## Goals
* Ingest data from persistent storage
* Explore and manipulate data using RDDs, DataFrames (and SQL), and simple visualization

In [None]:
from pyspark import SparkContext
from pyspark.sql import SQLContext

from datetime import datetime
import json

%matplotlib inline
import matplotlib.pyplot as plt

In [None]:
spark = SparkContext("local[*]", "demo")
print spark.version

In [None]:
sqlContext = SQLContext(spark)

In [None]:
# Creating an RDD from data on disk
jsonRDD = spark.textFile("data/*/part*", minPartitions = 100)

In [None]:
# Experiment with changing the number of partitions. You can also use transformations like `repartition` or `coalesce`.
print jsonRDD.getNumPartitions()

In [None]:
# Open up the UI on port 4040 in another tab
print jsonRDD.count()

In [None]:
samples = jsonRDD.take(5)
print type(samples[0])
print samples[0]

In [None]:
json_sample = json.loads(samples[0])
print type(json_sample)

In [None]:
print json.dumps(json_sample, indent=4, sort_keys=True)

In [None]:
# Twitter
print json_sample["text"]
print json_sample["createdAt"]

# Wikipedia
# print json_sample["comment"]
# print json_sample["timestamp"]

Let's look at how we can access individual elements across the entire dataset!

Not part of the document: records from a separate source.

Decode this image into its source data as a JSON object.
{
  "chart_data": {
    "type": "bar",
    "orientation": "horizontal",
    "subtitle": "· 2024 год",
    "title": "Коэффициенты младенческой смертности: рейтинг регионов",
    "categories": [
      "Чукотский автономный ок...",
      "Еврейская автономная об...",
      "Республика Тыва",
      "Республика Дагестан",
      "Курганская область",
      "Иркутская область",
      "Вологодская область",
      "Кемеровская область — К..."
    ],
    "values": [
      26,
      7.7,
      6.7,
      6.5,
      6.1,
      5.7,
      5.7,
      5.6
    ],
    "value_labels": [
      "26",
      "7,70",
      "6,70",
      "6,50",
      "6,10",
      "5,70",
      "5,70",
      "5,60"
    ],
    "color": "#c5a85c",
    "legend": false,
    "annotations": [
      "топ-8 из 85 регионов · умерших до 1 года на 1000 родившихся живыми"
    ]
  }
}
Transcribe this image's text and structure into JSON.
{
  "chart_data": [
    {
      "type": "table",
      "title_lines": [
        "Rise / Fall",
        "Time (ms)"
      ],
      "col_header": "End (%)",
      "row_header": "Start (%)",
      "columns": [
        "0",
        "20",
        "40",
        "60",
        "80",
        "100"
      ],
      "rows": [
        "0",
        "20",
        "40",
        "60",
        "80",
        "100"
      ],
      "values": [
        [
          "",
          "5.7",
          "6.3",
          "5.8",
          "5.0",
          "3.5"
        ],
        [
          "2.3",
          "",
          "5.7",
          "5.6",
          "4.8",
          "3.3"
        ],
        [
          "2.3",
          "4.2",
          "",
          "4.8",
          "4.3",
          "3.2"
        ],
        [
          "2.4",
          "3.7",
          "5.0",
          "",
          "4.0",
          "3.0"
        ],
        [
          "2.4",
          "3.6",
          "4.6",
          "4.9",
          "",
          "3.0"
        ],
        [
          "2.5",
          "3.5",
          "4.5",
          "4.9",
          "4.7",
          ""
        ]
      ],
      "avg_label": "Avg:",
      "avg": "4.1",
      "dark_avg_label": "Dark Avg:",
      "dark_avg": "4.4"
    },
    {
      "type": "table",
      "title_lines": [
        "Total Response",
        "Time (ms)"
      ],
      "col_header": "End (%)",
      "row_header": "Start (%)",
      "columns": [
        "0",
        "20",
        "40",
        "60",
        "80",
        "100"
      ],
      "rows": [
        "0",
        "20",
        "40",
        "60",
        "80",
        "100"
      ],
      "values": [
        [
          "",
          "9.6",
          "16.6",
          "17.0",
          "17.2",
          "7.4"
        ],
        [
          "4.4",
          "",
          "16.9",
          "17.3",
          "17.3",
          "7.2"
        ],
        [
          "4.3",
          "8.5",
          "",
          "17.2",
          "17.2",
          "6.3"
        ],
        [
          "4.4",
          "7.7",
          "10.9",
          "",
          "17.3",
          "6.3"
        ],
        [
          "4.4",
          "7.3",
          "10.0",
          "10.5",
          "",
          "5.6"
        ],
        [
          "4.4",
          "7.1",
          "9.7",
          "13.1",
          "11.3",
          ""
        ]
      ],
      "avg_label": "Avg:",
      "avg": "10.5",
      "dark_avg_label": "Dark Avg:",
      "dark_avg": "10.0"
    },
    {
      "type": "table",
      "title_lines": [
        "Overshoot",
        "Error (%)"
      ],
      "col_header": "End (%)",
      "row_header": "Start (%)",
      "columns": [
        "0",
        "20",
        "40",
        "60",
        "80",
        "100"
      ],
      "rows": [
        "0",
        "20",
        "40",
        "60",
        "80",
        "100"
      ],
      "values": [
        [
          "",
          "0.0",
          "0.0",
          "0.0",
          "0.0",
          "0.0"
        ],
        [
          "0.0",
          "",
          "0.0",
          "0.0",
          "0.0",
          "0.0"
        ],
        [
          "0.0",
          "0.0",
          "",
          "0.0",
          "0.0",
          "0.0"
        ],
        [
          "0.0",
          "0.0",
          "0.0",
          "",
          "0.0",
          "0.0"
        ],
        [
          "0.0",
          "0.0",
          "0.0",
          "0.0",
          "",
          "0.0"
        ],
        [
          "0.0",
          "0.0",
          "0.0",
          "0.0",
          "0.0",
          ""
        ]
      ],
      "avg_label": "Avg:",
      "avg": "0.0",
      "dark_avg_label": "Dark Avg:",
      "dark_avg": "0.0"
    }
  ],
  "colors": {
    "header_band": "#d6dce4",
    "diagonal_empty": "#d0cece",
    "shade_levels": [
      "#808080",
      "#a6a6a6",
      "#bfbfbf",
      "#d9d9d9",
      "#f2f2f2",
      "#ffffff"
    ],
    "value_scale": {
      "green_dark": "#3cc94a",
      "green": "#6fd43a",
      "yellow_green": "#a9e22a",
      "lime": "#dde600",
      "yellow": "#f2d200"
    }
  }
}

## Spark SQL and DataFrames - a convenient abstraction

In [None]:
# Twitter
# Creating a DataFrame from data on disk, and registering it in the temporary Hive metastore
raw_df = sqlContext.read.json("data/*/part-*").registerTempTable("data")
raw_df.filter(raw_df["user"]["followers_count"] > 50).select(["text", "favorited"]).show(5)
df = sqlContext.sql("SELECT user.lang, COUNT(*) as cnt FROM data GROUP BY user.lang ORDER BY cnt DESC LIMIT 25")
df.show()

In [None]:
# Wikipedia
# Creating a DataFrame from data on disk, and registering it in the temporary Hive metastore
raw_df = sqlContext.read.json("data/*/part-*")
raw_df.filter(raw_df.delta > 50).select(["channel", "page"]).show(5)
raw_df_extra = raw_df.withColumn("loc", raw_df["channel"][2:2]).registerTempTable("data")
df = sqlContext.sql("SELECT loc, COUNT(*) as cnt FROM data GROUP BY loc ORDER BY cnt DESC LIMIT 25")
df.show()

For more complicated operations, pre-defined or user-defined functions may be necessary. You can always drop down to the RDD level for more granular manipulation.

In [None]:
# Twitter
timestamps = jsonRDD.map(lambda x: json.loads(x)) \
                    .map(lambda x: (x, x["createdAt"])) \
                    .mapValues(lambda x: datetime.strptime(x, "%b %d, %Y %I:%M:%S %p")) \
                    .cache()
print timestamps.count()

In [None]:
# Wikipedia
# Be aware that the following strptime call will ONLY work for timestamps ending in Z (Zulu/UTC time)
timestamps = jsonRDD.map(lambda x: json.loads(x)) \
                    .map(lambda x: (x, x["timestamp"])) \
                    .mapValues(lambda x: datetime.strptime(x, "%Y-%m-%dT%H:%M:%S.%fZ")) \
                    .cache()
print timestamps.count()

*Note:* Many common transformations work across Spark: on DStreams, DataFrames, and RDDs.

## Caching and persistence - the key to Spark's speed

In [None]:
timestamps.filter(lambda x: x[1].minute == 57).count()

In [None]:
# A bit easier to read
timestamps.filter(lambda (blob, time): time.minute == 58).count()

In [None]:
# Twitter
def string_to_boolean_tuple(target, string):
    if target in string:
        return (1, 1)
    else:
        return (0, 1)

plot_data = timestamps.map(lambda (key, value): (value, key)) \
                      .map(lambda (time, tweet): (time.minute, string_to_boolean_tuple("RT", tweet["text"]))) \
                      .reduceByKey(lambda x, y: (x[0] + y[0], x[1] + y[1])) \
                      .mapValues(lambda (rts, total): 1.0 * rts / total) \
                      .collect()

In [None]:
# Wikipedia
def bool_to_boolean_tuple(val):
    if val is True:
        return (1, 1)
    else:
        return (0, 1)
plot_data = timestamps.map(lambda (key, value): (value, key)) \
                      .map(lambda (time, json): (time.minute, bool_to_boolean_tuple(json["isAnonymous"]))) \
                      .reduceByKey(lambda x, y: (x[0] + y[0], x[1] + y[1])) \
                      .mapValues(lambda (anons, total): 1.0 * anons / total) \
                      .collect()

*Note:* Scala makes helper functions like the above easier to write inline, which helps with code readability and succintness. The Python API has less freedom in this regard.

In [None]:
print type(plot_data)
print len(plot_data)
print plot_data[0]
x_data = [tup[0] for tup in plot_data]
y_data = [tup[1] for tup in plot_data]

In [None]:
plt.plot(x_data, y_data)

*Extension:* Perform the same analysis, but directly on the DStream. Note the difference in the Streaming UI.

In [None]:
spark.stop()